Além da reparação financeira, o acordo prevê o comparecimento mensal da médica em juízo durante dois anos para justificar suas atividades, prestação de serviços à comunidade, suspensão da Carteira Nacional de Habilitação (CNH) pelo período de um ano e participação obrigatória em curso de reciclagem para condutores infratores.

Ao receber a proposta, o magistrado determinou que a defesa se manifeste tanto sobre o interesse em firmar o acordo quanto apresente as alegações finais por memoriais escritos.
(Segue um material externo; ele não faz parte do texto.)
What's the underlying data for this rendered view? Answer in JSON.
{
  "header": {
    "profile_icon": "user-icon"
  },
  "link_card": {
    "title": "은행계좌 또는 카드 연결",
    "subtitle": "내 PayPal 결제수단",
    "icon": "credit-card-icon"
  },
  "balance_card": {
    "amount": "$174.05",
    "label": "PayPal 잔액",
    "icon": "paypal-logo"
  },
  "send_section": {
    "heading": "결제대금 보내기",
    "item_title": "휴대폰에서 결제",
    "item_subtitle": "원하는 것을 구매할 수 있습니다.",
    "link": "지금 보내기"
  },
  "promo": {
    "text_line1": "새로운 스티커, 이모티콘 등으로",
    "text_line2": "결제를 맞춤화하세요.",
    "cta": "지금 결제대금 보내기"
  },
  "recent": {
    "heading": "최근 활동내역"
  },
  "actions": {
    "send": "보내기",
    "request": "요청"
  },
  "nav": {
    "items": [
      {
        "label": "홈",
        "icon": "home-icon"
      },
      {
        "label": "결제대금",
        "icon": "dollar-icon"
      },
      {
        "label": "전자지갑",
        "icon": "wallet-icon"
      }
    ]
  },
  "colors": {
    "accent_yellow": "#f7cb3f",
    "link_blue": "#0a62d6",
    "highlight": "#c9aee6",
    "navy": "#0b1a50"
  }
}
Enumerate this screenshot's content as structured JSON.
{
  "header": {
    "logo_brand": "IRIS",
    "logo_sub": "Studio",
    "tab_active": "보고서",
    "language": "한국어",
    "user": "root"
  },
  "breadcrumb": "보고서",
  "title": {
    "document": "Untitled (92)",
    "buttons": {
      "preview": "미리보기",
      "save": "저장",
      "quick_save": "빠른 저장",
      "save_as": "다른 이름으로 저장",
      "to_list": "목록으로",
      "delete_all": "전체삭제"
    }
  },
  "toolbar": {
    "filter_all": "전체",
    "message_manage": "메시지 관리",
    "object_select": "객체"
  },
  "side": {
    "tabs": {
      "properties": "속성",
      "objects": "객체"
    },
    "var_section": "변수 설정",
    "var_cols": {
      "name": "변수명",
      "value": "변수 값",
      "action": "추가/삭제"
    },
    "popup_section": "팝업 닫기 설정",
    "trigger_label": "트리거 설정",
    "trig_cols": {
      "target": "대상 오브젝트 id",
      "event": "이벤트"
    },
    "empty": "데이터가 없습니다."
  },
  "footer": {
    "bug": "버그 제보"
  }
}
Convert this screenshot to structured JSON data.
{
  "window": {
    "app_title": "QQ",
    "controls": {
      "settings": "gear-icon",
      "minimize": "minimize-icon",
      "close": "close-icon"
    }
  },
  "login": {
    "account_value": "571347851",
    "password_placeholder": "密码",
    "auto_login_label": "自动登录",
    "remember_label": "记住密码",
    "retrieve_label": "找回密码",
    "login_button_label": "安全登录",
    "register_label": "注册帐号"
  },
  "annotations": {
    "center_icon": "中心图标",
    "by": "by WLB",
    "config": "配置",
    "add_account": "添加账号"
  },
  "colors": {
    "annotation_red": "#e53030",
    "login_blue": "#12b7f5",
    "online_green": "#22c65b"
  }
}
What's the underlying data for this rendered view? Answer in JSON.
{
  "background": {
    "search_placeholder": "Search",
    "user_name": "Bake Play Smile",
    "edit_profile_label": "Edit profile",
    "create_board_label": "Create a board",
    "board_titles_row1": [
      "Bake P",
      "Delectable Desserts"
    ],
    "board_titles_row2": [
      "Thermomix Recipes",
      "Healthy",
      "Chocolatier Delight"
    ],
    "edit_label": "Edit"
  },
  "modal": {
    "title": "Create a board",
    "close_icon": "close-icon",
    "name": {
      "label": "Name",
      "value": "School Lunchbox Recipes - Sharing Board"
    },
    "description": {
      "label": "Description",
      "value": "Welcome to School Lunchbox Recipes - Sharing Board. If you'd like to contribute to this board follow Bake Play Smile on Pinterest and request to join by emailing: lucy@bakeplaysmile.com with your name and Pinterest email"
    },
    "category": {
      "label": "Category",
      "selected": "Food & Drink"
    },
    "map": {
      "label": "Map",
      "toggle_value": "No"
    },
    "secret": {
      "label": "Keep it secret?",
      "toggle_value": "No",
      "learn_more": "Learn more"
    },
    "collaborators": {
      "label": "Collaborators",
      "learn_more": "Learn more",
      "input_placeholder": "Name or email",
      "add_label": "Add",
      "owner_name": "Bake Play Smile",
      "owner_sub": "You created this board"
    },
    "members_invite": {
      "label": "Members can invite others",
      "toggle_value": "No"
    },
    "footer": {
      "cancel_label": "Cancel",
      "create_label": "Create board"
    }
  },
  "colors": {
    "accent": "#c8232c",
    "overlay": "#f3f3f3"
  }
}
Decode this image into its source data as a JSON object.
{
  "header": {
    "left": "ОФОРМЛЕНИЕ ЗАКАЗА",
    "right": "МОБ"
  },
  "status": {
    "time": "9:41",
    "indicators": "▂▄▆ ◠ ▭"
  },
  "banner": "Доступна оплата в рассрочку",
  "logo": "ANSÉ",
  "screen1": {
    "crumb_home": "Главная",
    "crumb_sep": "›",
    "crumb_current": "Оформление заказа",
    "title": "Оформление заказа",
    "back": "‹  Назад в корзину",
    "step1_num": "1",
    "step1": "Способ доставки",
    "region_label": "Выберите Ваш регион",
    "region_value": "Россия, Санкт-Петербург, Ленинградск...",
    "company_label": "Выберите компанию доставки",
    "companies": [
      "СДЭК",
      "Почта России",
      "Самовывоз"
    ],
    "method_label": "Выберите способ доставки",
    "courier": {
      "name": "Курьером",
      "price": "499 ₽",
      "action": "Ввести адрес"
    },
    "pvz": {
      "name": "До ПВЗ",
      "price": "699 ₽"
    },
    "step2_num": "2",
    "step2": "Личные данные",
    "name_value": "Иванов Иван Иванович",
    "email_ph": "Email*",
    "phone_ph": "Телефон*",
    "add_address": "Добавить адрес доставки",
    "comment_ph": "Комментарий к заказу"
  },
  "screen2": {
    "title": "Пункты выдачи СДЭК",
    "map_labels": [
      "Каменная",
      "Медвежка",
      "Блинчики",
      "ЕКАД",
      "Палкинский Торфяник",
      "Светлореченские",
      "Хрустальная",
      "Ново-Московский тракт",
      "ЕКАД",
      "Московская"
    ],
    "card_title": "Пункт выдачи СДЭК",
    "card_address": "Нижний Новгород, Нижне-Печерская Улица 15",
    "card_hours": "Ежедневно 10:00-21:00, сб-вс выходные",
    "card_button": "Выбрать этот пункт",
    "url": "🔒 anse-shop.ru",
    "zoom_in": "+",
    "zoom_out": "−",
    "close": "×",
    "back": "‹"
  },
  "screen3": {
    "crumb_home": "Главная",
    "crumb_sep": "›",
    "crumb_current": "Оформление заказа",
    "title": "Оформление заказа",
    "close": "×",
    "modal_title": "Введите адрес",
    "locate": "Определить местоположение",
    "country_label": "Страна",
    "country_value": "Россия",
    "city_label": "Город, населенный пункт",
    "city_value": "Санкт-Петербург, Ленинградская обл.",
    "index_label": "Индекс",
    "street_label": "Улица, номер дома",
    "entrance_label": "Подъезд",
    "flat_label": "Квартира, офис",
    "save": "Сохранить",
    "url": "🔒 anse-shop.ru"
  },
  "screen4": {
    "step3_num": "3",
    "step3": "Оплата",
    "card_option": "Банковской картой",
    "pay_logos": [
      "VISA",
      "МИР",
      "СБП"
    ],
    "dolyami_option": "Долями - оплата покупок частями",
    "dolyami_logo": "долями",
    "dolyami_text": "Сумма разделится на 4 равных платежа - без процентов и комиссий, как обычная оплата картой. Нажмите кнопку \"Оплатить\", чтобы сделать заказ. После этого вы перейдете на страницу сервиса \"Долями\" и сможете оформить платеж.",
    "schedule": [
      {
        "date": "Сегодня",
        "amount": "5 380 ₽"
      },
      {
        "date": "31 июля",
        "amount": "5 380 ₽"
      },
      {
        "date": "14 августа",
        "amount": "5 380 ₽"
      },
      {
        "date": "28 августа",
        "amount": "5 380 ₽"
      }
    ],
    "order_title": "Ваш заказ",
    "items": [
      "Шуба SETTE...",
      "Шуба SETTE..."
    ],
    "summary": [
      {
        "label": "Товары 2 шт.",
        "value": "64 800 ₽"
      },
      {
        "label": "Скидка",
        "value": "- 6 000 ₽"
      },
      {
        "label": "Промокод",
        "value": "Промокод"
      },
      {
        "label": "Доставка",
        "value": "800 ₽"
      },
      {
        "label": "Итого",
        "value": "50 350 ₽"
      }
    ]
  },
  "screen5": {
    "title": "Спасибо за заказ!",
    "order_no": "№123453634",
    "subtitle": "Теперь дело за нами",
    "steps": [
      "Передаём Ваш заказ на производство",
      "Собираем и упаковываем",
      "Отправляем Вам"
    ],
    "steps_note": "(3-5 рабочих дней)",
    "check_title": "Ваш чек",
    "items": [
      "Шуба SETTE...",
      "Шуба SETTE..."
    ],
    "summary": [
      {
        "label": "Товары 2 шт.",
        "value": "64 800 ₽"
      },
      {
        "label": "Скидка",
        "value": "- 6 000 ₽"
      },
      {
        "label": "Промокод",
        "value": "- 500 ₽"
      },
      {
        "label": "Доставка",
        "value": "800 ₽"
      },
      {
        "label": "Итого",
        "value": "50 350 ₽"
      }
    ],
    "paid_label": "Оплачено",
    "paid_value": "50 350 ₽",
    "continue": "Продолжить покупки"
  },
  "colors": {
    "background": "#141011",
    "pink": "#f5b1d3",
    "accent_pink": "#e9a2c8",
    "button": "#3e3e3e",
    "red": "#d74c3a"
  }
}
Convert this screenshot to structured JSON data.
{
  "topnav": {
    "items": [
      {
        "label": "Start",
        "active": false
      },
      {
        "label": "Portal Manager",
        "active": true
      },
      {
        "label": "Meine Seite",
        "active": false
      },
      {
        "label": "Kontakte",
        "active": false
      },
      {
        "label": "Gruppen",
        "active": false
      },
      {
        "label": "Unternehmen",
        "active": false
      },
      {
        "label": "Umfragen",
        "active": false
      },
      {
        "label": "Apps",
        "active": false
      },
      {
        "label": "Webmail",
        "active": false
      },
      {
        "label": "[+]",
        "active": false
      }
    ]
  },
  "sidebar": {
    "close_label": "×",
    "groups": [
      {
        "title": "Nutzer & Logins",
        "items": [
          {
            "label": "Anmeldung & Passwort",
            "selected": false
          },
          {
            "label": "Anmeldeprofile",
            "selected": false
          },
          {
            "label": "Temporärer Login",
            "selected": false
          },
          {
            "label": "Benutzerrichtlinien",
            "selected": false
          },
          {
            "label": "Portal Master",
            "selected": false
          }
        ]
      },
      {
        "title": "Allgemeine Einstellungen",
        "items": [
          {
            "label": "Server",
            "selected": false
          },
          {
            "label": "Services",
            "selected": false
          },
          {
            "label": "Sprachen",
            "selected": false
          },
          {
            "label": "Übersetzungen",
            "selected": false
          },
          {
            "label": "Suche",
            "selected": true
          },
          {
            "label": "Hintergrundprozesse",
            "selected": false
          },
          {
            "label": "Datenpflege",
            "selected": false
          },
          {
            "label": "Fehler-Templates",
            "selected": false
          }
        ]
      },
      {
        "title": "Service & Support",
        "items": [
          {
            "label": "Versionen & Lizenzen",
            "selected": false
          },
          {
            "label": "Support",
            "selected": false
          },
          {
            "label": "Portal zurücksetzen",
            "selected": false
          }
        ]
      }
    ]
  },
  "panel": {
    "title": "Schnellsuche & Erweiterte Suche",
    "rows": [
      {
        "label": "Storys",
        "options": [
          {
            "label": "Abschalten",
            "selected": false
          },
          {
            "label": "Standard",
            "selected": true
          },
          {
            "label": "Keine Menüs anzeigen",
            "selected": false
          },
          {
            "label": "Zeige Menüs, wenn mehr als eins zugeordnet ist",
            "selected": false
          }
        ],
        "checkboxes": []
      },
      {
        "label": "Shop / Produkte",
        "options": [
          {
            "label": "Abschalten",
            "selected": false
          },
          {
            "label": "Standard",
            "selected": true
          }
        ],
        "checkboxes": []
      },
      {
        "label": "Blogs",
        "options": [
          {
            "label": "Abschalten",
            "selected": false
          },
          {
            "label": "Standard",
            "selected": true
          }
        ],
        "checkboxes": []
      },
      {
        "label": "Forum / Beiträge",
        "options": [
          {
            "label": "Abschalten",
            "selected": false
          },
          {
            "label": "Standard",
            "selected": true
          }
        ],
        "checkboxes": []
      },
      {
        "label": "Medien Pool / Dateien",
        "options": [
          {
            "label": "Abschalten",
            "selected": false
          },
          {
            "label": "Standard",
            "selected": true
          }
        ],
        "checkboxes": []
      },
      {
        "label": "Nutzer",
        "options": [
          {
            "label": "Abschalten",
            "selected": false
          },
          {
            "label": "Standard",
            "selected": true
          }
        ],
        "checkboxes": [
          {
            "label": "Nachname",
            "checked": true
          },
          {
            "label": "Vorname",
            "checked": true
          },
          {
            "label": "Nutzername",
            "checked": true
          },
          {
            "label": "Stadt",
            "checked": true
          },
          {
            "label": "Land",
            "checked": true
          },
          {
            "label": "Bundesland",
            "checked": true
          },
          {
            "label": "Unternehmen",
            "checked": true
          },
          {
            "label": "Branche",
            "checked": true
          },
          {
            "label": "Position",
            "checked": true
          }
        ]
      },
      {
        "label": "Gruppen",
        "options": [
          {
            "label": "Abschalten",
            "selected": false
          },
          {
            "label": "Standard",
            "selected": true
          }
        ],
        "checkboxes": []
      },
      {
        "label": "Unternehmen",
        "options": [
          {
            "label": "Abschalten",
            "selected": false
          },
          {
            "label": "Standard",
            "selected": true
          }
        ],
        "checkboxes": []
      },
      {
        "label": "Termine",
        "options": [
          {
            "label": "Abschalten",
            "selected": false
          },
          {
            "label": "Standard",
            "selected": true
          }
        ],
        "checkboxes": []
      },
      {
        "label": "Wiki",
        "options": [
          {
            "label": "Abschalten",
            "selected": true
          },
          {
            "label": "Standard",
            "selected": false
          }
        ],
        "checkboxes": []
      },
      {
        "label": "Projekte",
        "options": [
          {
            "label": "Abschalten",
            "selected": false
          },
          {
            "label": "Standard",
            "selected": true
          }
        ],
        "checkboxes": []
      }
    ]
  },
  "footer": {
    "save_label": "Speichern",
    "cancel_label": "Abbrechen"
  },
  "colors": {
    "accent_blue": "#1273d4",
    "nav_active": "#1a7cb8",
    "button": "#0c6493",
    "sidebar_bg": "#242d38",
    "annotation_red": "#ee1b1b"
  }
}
Caso o ANPP seja aceito pela defesa, homologado pela Justiça e todas as condições sejam cumpridas, a punibilidade será extinta e o processo será arquivado.

Relembre o caso

O acidente ocorreu na madrugada de 14 de abril de 2018, na Avenida Miguel Sutil, em Cuiabá, quando Francisco Lúcio Maia foi atropelado e morreu.

Inicialmente, Letícia Bortolini chegou a ser pronunciada para julgamento pelo Tribunal do Júri. No entanto, o Tribunal de Justiça de Mato Grosso desclassificou a acusação, afastando a hipótese de crime doloso contra a vida. Desde então, a médica passou a responder por homicídio culposo, quando não há intenção de matar.

O processo encontra-se na fase final, aguardando a manifestação da defesa sobre a proposta do Ministério Público e as alegações finais.